Roadkill Observation Collection System (ROCS) Support Project
The Roadkill Observation Collection System (ROCS) Phase III Development project was partially funded by the Deer-Vehicle Crash Information and Research Center (DVICR) Center Pooled Fund. The project focused on the development of a portable, rugged and user friendly system to help facilitate the collection and interpretation of animal-vehicle crash data. The tasks in the project included the development of both the hardware and software systems for the collection of large animal-vehicle collision data. The ROCS project consisted of three phases. The first phase focused on the hardware (e.g., the Personal Digital Assistant (PDA) and Global Positioning System (GPS)) used for the data collection. The second phase improved the hardware and also developed mainframe support for easy data downloads.
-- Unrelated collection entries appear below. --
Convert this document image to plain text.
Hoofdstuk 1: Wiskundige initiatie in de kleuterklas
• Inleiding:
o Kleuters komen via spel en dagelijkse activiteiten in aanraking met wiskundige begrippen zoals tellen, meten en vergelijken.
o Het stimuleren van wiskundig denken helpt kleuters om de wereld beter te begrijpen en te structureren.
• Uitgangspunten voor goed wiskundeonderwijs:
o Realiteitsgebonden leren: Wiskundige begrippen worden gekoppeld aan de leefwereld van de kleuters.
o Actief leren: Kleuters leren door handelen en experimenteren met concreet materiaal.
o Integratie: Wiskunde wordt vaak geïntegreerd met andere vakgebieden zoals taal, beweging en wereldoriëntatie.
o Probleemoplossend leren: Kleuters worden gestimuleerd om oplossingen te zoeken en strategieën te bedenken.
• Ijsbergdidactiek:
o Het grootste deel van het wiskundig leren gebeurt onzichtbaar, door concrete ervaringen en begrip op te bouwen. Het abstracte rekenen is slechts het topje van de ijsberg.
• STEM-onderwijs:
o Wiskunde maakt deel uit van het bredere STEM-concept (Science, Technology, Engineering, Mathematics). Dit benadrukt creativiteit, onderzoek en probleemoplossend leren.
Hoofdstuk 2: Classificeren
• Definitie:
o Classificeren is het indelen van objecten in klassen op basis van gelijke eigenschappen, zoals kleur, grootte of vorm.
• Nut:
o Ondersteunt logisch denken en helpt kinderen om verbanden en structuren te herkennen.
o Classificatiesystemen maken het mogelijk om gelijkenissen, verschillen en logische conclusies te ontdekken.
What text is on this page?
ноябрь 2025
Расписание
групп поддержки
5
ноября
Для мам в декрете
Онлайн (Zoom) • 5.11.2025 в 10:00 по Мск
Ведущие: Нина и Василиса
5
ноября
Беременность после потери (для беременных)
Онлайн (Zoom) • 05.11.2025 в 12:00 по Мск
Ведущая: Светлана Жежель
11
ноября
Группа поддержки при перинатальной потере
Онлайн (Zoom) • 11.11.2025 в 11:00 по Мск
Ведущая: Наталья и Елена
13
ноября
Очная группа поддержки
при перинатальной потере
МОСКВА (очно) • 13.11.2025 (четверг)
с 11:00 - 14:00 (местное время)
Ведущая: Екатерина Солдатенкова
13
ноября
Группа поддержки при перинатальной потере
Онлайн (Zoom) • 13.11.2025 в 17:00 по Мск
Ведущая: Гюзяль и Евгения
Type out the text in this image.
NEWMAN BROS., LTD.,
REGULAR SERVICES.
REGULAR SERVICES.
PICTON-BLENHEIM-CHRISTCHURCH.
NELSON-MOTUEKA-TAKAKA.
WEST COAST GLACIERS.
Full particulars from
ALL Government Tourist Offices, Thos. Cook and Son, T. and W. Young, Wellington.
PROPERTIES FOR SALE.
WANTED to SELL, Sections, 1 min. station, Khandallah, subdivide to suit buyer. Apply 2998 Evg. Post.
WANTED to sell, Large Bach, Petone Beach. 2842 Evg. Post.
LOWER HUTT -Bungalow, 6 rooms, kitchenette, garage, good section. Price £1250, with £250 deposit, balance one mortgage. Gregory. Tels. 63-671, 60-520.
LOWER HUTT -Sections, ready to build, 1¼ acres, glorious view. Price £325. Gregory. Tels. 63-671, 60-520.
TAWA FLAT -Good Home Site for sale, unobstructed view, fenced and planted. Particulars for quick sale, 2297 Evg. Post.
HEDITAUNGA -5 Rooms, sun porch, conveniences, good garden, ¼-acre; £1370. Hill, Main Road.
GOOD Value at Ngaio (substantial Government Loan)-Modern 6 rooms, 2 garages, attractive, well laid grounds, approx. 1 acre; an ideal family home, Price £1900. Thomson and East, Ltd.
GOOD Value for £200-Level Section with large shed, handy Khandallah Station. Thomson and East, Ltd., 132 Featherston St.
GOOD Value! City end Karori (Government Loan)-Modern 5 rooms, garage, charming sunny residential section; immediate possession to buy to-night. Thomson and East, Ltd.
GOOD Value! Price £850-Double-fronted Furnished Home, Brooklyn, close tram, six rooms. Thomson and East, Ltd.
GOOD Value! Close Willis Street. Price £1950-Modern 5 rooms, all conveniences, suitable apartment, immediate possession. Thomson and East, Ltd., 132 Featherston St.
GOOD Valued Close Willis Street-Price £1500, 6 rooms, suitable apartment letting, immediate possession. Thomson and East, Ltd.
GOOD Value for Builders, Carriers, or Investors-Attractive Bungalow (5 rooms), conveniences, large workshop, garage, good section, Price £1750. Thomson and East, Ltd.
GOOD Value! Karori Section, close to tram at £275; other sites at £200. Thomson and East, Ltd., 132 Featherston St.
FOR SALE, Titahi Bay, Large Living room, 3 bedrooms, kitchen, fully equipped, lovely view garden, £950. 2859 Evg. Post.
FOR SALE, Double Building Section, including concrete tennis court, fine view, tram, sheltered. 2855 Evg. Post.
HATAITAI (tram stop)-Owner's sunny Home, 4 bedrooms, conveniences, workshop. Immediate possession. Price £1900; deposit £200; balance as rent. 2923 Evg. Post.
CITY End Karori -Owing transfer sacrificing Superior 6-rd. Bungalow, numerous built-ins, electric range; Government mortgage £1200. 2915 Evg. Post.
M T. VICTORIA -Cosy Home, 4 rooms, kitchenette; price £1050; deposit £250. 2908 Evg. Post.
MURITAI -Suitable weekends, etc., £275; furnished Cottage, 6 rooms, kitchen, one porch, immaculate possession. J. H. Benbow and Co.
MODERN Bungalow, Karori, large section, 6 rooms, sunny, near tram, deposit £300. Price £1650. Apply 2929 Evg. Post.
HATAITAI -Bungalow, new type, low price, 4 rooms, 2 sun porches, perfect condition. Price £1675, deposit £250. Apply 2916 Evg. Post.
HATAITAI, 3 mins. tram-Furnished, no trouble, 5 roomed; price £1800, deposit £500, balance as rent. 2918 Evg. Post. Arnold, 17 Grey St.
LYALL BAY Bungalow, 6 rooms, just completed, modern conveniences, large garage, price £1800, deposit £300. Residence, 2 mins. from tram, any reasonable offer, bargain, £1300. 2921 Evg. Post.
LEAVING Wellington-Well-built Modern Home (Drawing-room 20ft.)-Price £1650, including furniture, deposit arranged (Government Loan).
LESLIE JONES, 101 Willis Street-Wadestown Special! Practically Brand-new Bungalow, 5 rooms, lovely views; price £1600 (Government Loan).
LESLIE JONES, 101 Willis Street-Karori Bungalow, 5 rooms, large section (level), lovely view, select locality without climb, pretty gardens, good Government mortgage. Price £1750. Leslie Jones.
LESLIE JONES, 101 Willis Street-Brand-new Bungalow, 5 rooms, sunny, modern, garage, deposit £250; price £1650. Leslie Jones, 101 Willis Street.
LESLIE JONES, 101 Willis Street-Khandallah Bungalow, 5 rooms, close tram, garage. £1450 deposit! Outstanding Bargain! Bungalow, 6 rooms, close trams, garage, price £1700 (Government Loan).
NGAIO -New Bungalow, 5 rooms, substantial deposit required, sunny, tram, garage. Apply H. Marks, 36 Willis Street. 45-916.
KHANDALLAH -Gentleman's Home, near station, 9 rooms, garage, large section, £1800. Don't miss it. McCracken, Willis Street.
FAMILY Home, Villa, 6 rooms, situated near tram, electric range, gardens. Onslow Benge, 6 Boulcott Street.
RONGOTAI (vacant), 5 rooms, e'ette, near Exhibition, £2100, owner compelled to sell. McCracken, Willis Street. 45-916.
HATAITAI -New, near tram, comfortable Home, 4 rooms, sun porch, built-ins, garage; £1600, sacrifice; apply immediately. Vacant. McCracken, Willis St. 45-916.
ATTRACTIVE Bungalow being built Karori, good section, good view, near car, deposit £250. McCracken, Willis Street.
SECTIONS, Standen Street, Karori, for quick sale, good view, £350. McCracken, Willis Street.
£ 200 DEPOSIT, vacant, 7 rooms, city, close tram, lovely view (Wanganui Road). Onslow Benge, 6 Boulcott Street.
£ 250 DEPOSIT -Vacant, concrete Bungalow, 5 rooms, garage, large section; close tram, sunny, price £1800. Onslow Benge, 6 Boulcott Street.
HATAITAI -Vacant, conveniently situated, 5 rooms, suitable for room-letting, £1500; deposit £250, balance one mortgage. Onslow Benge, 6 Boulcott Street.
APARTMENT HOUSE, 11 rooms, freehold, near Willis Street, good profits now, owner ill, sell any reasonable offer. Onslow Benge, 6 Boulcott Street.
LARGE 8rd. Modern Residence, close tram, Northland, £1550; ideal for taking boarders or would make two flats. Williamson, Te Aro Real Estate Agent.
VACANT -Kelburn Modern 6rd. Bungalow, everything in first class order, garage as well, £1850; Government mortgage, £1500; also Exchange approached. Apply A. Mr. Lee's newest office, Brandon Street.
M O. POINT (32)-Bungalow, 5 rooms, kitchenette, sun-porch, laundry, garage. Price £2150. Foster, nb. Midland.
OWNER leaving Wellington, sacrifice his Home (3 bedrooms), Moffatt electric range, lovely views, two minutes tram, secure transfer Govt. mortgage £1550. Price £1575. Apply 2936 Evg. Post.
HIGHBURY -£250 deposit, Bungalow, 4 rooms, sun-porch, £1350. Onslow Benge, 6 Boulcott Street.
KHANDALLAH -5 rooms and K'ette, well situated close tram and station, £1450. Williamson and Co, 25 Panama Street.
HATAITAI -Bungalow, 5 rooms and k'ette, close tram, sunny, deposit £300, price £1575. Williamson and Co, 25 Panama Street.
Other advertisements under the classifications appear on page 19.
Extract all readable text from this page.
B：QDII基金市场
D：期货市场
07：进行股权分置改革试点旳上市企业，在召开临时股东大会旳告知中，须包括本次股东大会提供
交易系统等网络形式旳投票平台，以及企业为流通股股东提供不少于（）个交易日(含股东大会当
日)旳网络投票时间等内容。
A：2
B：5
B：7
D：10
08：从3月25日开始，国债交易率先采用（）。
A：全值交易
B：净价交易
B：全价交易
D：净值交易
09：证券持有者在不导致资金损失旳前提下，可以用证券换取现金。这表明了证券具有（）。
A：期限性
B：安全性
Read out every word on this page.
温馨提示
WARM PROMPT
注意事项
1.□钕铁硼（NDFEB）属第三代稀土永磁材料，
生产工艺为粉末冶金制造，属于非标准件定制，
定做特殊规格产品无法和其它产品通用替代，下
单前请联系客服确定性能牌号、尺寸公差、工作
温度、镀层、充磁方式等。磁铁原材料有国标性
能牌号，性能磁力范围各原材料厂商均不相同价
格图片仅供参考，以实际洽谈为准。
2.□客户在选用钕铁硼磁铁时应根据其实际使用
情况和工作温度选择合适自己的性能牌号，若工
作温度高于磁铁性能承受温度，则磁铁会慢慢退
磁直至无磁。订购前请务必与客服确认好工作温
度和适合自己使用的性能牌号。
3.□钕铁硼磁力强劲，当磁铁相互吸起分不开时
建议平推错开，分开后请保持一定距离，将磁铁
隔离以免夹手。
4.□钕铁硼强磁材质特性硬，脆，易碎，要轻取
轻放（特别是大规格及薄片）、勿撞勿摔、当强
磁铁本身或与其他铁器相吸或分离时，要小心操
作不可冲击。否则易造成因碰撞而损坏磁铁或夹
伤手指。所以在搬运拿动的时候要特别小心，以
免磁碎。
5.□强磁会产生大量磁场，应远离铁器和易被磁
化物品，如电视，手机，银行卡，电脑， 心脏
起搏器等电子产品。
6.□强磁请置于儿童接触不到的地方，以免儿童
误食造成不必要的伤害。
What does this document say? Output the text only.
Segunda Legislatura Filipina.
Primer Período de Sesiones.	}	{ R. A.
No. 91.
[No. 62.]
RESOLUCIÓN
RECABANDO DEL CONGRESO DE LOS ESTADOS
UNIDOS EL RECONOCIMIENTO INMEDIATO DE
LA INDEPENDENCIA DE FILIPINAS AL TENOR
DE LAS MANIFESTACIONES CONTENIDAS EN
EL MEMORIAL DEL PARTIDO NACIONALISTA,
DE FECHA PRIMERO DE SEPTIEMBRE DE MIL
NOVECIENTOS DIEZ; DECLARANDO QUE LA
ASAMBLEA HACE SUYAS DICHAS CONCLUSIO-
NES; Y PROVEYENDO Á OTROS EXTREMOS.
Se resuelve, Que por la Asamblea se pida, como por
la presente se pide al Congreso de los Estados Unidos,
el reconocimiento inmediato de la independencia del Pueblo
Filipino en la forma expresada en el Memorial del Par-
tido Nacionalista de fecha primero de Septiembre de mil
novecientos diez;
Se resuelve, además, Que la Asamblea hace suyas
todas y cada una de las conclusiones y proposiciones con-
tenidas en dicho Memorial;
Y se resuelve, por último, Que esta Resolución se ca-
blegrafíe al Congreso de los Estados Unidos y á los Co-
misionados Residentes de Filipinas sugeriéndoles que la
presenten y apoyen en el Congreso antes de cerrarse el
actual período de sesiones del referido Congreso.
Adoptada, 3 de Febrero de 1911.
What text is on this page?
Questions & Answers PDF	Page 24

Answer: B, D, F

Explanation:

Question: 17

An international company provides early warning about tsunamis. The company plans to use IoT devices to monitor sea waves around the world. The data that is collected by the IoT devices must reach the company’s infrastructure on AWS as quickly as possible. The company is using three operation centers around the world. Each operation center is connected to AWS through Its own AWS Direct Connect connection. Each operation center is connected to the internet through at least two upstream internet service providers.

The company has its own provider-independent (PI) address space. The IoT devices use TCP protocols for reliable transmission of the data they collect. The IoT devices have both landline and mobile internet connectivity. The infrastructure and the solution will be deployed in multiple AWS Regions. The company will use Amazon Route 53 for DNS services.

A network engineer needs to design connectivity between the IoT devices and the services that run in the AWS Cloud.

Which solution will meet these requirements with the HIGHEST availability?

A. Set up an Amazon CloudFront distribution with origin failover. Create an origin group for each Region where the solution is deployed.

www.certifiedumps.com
The third phase, supported by the DVCIR Center Pooled Fund, developed software for desktop support and a system for automatic uploads of data to a central server and local retention of data. The data interface with the end user was also improved. The ROCS was tested with Department of Transportation maintenance personnel within Iowa and New York. An evaluation of the spatially accurate data collected with ROCS showed that it could be used to find deer-vehicle crash “hot spots”, complete cost-benefit for consideration of mitigation, and apply other types of analyses. It was concluded that the completion of Phase III has shown that ROCS can be successfully used in the field and applied on a more widespread basis.